Someplace Safe had a four-year relationship with Jorud and had no reason to believe anything she said was false, Skelton also said.
Reckless disregard
This case is not about whether a topic is a matter of public concern, said the plaintiff’s attorney, Marshall Tanick. The case is about whether false accusations are made the plaintiff, he said.
Tanick did maintain the distinction between “traditional media” cases and other types of defamation and pointed out that the defendants admitted that they are not “media” and the award and newsletter were fundraising efforts. “[T]he trial court … concocted the privilege due to its view of a ‘strong public interest’ in raising awareness of domestic abuse and stamping it out, which the appellate court thoughtfully reversed.
“The ‘public interest’ in calling attention to domestic abuse and preventing its occurrence, does not give individuals or organizations license to libel,” Tanick wrote in his brief.
Tanick stressed that Someplace Safe did no investigation and made no effort to find out if Jorud’s allegations of domestic abuse were true.
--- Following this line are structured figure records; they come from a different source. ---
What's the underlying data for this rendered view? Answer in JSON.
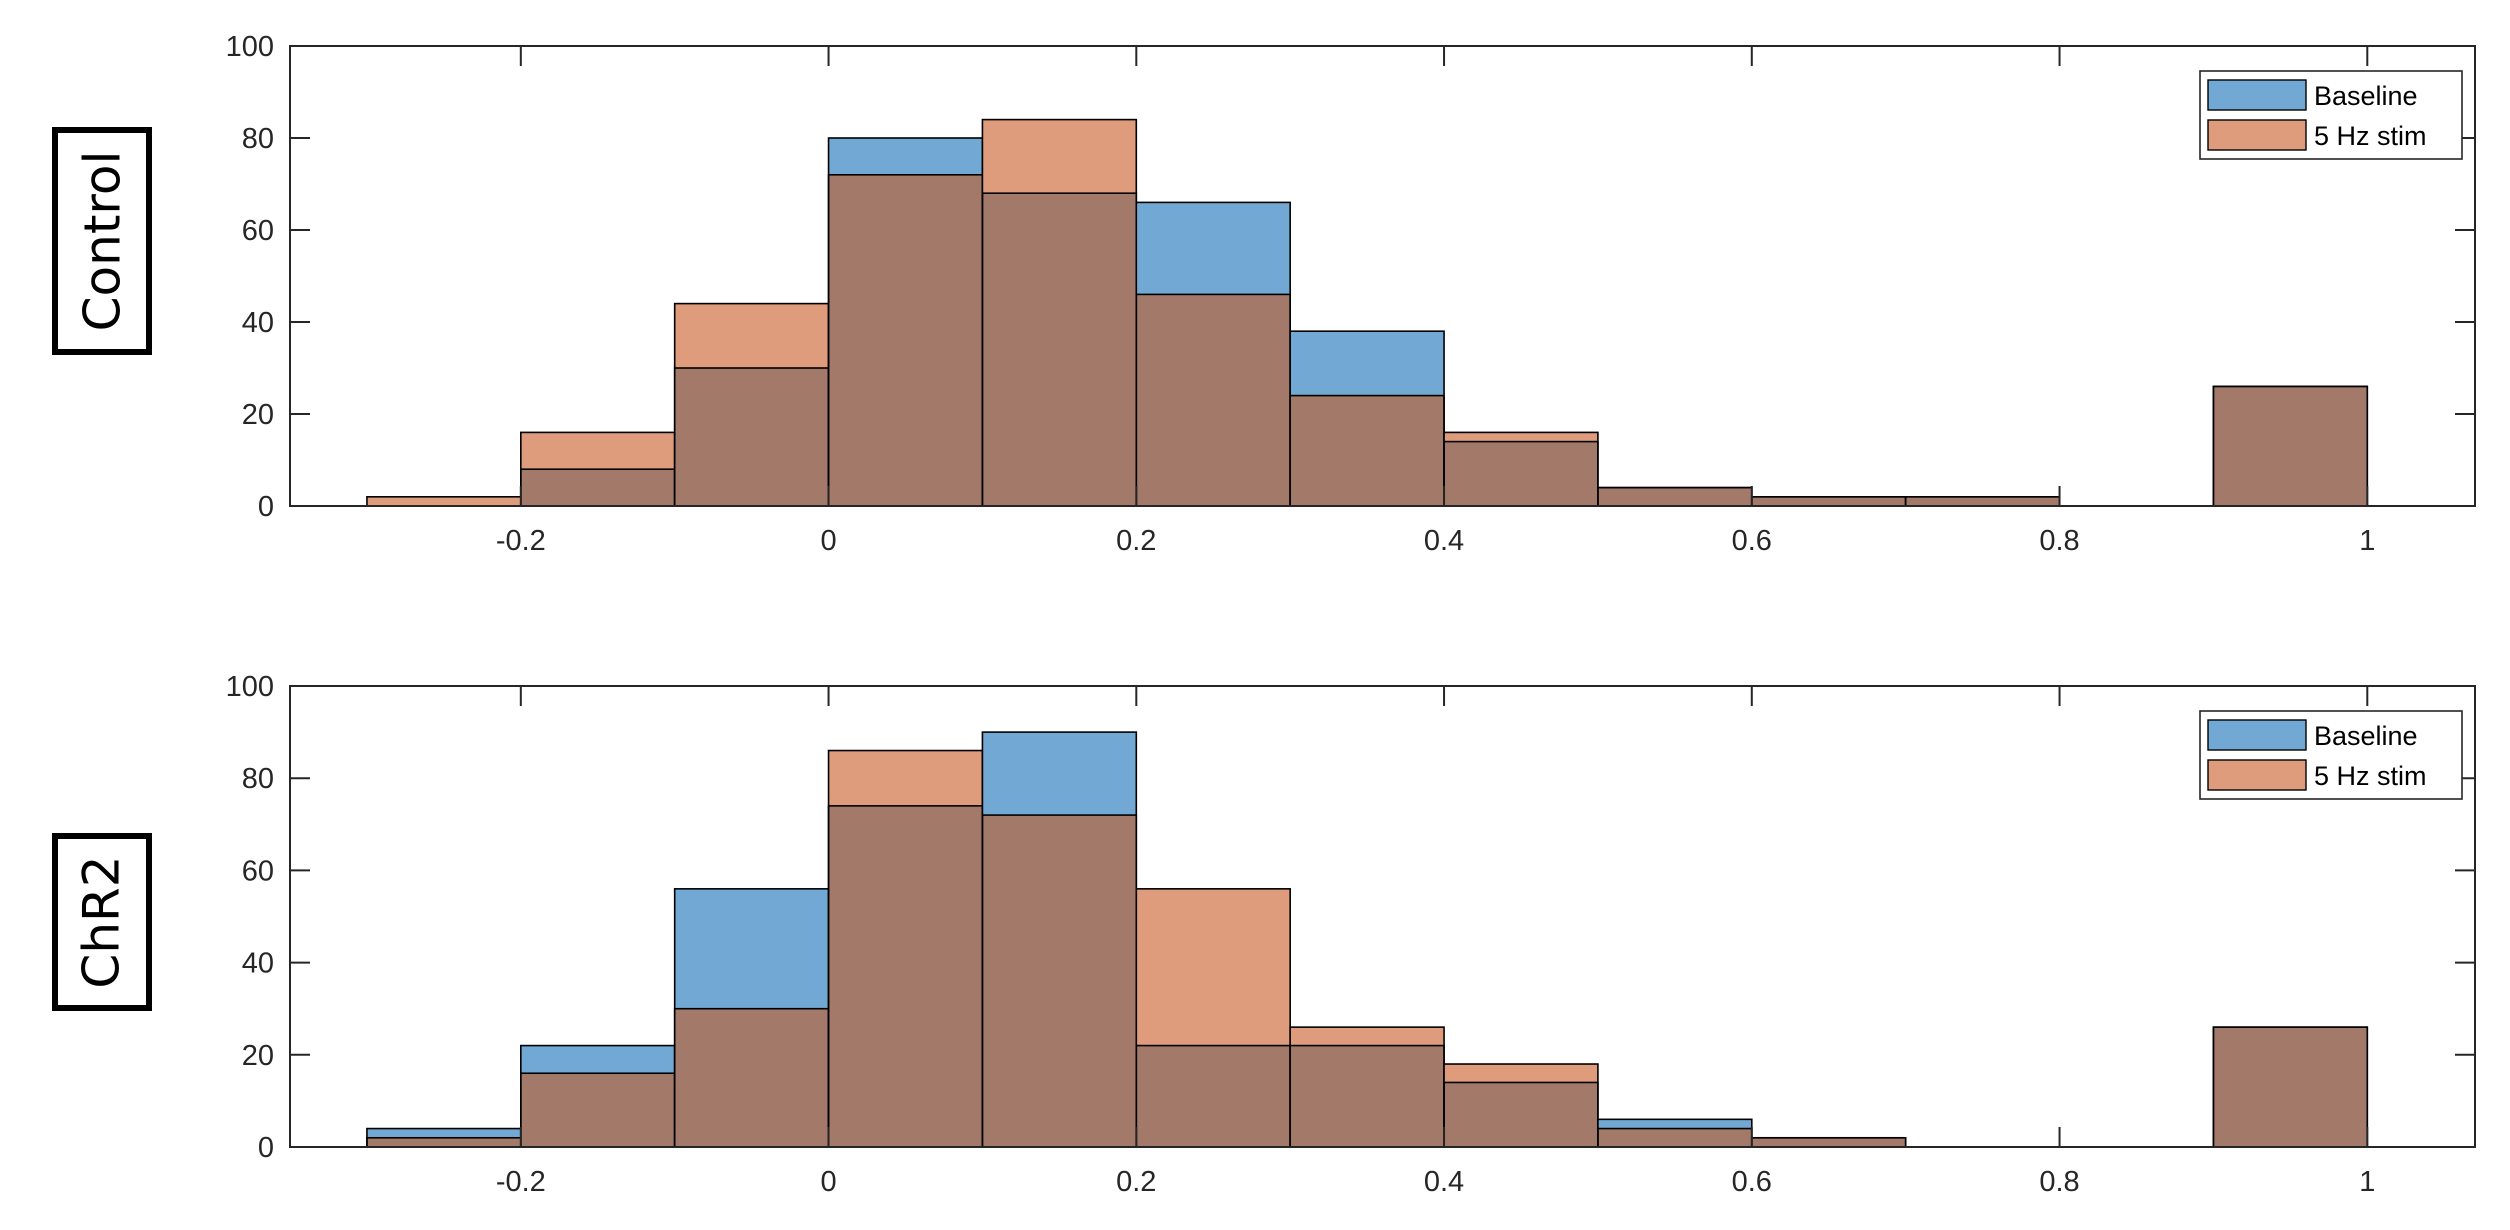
{
  "chart_data": [
    {
      "type": "bar",
      "title": "",
      "row_label": "Control",
      "xlabel": "",
      "ylabel": "",
      "bin_edges": [
        -0.3,
        -0.2,
        -0.1,
        0,
        0.1,
        0.2,
        0.3,
        0.4,
        0.5,
        0.6,
        0.7,
        0.8,
        0.9,
        1.0
      ],
      "series": [
        {
          "name": "Baseline",
          "color": "#72A9D4",
          "values": [
            0,
            8,
            30,
            80,
            68,
            66,
            38,
            14,
            4,
            2,
            2,
            0,
            26
          ]
        },
        {
          "name": "5 Hz stim",
          "color": "#DE9C7C",
          "values": [
            2,
            16,
            44,
            72,
            84,
            46,
            24,
            16,
            4,
            2,
            2,
            0,
            26
          ]
        }
      ],
      "overlap_color": "#A37A69",
      "xlim": [
        -0.35,
        1.07
      ],
      "ylim": [
        0,
        100
      ],
      "xticks": [
        -0.2,
        0,
        0.2,
        0.4,
        0.6,
        0.8,
        1
      ],
      "xtick_labels": [
        "-0.2",
        "0",
        "0.2",
        "0.4",
        "0.6",
        "0.8",
        "1"
      ],
      "yticks": [
        0,
        20,
        40,
        60,
        80,
        100
      ],
      "ytick_labels": [
        "0",
        "20",
        "40",
        "60",
        "80",
        "100"
      ],
      "legend": {
        "position": "top-right",
        "entries": [
          "Baseline",
          "5 Hz stim"
        ]
      }
    },
    {
      "type": "bar",
      "title": "",
      "row_label": "ChR2",
      "xlabel": "",
      "ylabel": "",
      "bin_edges": [
        -0.3,
        -0.2,
        -0.1,
        0,
        0.1,
        0.2,
        0.3,
        0.4,
        0.5,
        0.6,
        0.7,
        0.8,
        0.9,
        1.0
      ],
      "series": [
        {
          "name": "Baseline",
          "color": "#72A9D4",
          "values": [
            4,
            22,
            56,
            74,
            90,
            22,
            22,
            14,
            6,
            2,
            0,
            0,
            26
          ]
        },
        {
          "name": "5 Hz stim",
          "color": "#DE9C7C",
          "values": [
            2,
            16,
            30,
            86,
            72,
            56,
            26,
            18,
            4,
            2,
            0,
            0,
            26
          ]
        }
      ],
      "overlap_color": "#A37A69",
      "xlim": [
        -0.35,
        1.07
      ],
      "ylim": [
        0,
        100
      ],
      "xticks": [
        -0.2,
        0,
        0.2,
        0.4,
        0.6,
        0.8,
        1
      ],
      "xtick_labels": [
        "-0.2",
        "0",
        "0.2",
        "0.4",
        "0.6",
        "0.8",
        "1"
      ],
      "yticks": [
        0,
        20,
        40,
        60,
        80,
        100
      ],
      "ytick_labels": [
        "0",
        "20",
        "40",
        "60",
        "80",
        "100"
      ],
      "legend": {
        "position": "top-right",
        "entries": [
          "Baseline",
          "5 Hz stim"
        ]
      }
    }
  ]
}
In fact, the organization made a deliberate decision not to seek the truth, he said, citing deposition testimony where an employee said they didn’t look into the allegations that were made. “They’re claiming to be clothed in the protections afforded to the media but not subject to the obligations of the media,” Tanick said.
To say that there is privilege for allegations of abuse but no resource for the accused deprives a person in Maether’s position of any remedy, Tanick said. It would also encourage false reporting because there would be no “filter” or restraints on what is said.
The Richie rule on damages does not apply because that was a negligence case where there was no showing that the defendants knowingly published false information. In this case, presumed damages are appropriate because Someplace Safe, by failing to investigate any of the information, showed actual malice or reckless disregard for the truth. “You don’t have to overrule Richie. They asked you to extend Richie,” Tanick pointed out.